An der Brust zu trinken erfordert etwas Durchhaltevermögen. Das liegt daran, dass die Milch nicht gleichmäßig fließt, sondern abhängig vom Milchspendereflex in der Brust: Beim ersten Milchspendereflex fließen ca. 45% der gesamten Milchmenge. Der zweite Milchspendereflex wird erst nach ca. 3 Minuten ausgelöst und der dritte Milchspendereflex nach ca. 5 Minuten. Dabei fließt jeweils immer weniger Milch aus der Brust. Immer wieder muss das Baby also quasi „trocken saugen“, bevor es wieder mit Milch belohnt wird. An der anderen Brust beginnt alles wieder von vorne.

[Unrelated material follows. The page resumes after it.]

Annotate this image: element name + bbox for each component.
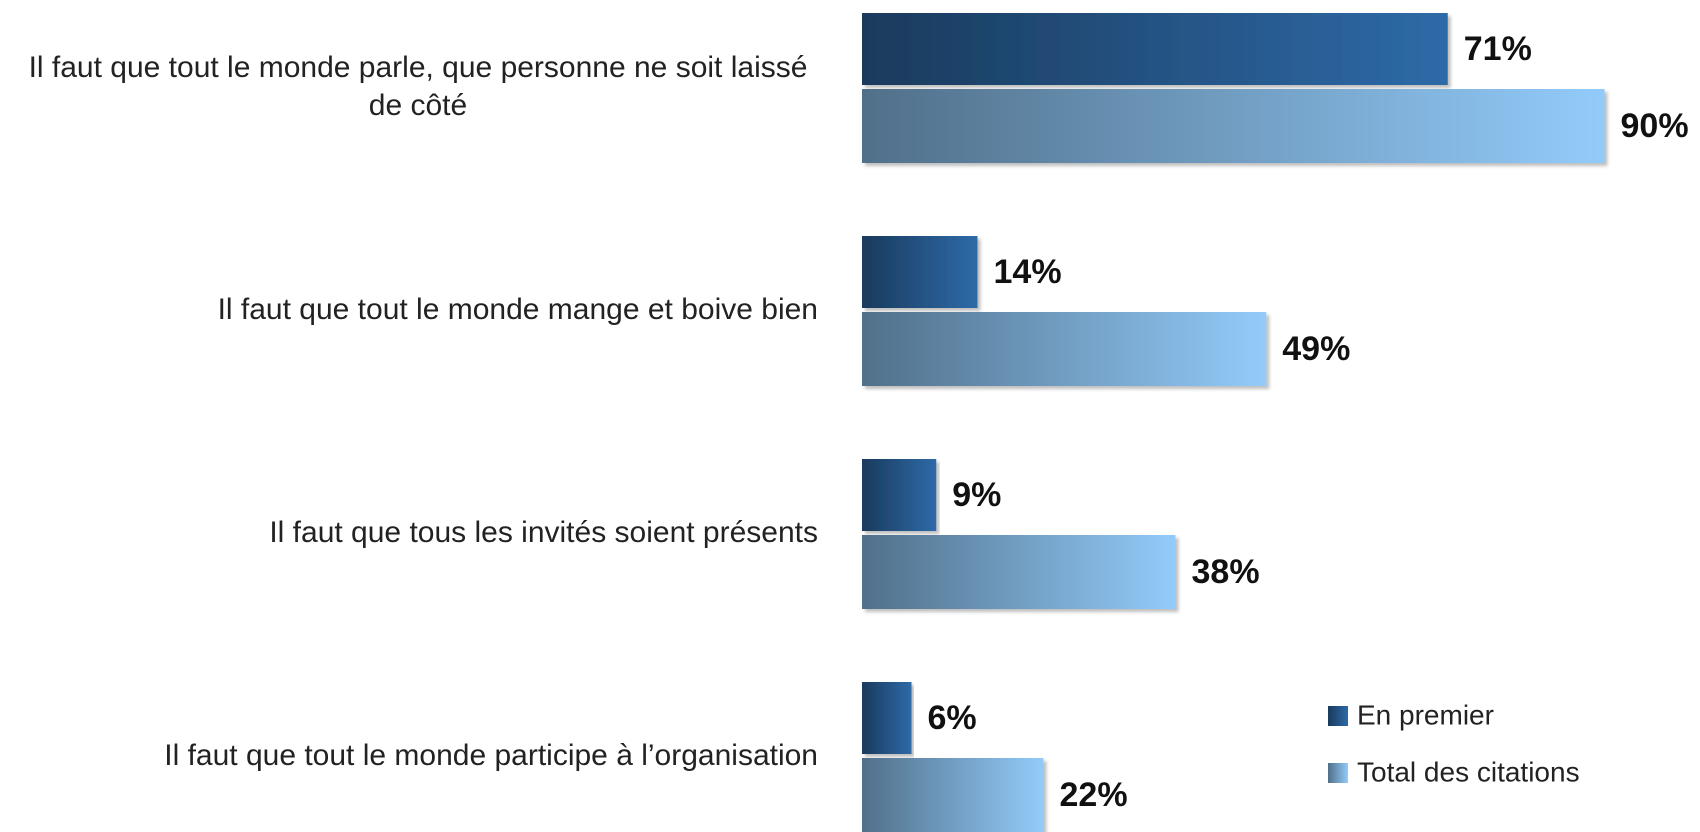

Ein mit der Flasche gefüttertes Baby hingegen bekommt seine Milch kontinuierlich. Viele Flaschensauger sind auch sehr durchlässig und das Kind muss sich nicht stark anstrengen. Daher liegt es nahe, dass ein Baby an der Flasche mehr trinkt, bevor es das Interesse verliert und sich abwendet. Diese größeren Flaschenmahlzeiten können dazu führen, dass das Baby länger satt ist, als ein gestilltes Baby.

Fazit

Viele Eltern wünschen sich mehr Schlaf und einen entspannteren Tagesablauf. Flaschenbabys haben oft größere Abstände zwischen den Mahlzeiten als Stillbabys. Flaschennahrung und Muttermilch unterscheiden sich in einigen Faktoren, die tatsächlich dazu beitragen, dass Flaschenbabys länger satt sind. Aber auch ein gutes Stillmanagement kann zu einem zufriederen Baby beitragen. Und außerdem ist es völlig normal, dass Stillbabys häufig angelegt werden wollen – sie sind gerne an der Brust.